Inspired by recent developments in mechanism-focused research in medicine and policy evaluation (Clarke et al, 2014; Cartwright and Hardie, 2012), the first session of the course will discuss the standards developed in the natural sciences for what constitutes a 'good' mechanistic explanation (e.g. Craver and Darden, 2013), and how these can be translated into social science theorization. The second session will then present the developing standards in the natural sciences for what constitutes 'good' mechanistic evidence, and again how these can be translated into the social sciences. The final session discusses practical applications, including how mechanism-focused research can be used as an adjunct method to improve social science experiments in designing the experiment and interpreting the data.
Readings:
Beach, Derek, and Rasmus Brun Pedersen. 2019. Process-Tracing Methods: Foundations and Guidelines. 2nd Edition. Ann Arbor: University of Michigan Press.

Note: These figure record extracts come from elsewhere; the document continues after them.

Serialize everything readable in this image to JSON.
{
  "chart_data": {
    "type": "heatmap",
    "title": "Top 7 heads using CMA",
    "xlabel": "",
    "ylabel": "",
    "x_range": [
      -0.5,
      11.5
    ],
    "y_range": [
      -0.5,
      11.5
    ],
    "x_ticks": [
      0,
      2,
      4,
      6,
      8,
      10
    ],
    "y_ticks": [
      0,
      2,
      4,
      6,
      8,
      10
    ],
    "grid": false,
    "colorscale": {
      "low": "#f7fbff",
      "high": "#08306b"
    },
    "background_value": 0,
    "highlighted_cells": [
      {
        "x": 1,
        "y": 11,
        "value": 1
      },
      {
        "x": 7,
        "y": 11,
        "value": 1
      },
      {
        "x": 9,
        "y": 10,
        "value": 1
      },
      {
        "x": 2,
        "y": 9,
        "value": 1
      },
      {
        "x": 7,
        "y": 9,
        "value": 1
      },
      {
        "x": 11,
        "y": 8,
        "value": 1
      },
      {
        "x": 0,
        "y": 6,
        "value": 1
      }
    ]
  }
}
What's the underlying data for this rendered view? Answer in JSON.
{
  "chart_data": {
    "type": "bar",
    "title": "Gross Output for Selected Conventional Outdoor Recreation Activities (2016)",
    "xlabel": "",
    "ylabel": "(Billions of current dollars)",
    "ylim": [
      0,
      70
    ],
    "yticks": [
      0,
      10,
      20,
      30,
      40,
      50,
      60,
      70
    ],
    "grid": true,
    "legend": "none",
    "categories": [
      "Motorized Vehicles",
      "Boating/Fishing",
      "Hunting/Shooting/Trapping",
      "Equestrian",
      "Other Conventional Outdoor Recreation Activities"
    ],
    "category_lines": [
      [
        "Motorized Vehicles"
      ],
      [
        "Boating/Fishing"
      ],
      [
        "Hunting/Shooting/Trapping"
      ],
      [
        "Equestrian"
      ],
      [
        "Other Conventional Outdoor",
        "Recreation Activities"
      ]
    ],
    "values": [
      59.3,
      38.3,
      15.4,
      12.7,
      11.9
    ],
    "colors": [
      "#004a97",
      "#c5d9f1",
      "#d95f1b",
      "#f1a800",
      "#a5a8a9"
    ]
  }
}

Cartwright, Nancy and Jeremy Hardie. 2012. Evidence-Based Policy: A Practical Guide to Doing It Better. Oxford: Oxford University Press.
Clarke, B., D. Gillies, Phyllis Illari, Federica Russo, Jon Williamson. 2014. Mechanisms and the Evidence Hierarchy. Topoi, 33(2): 339-360.
Craver, Carl F. and Lindley Darden. 2013. In Search of Mechanisms: Chicago: University of Chicago Press.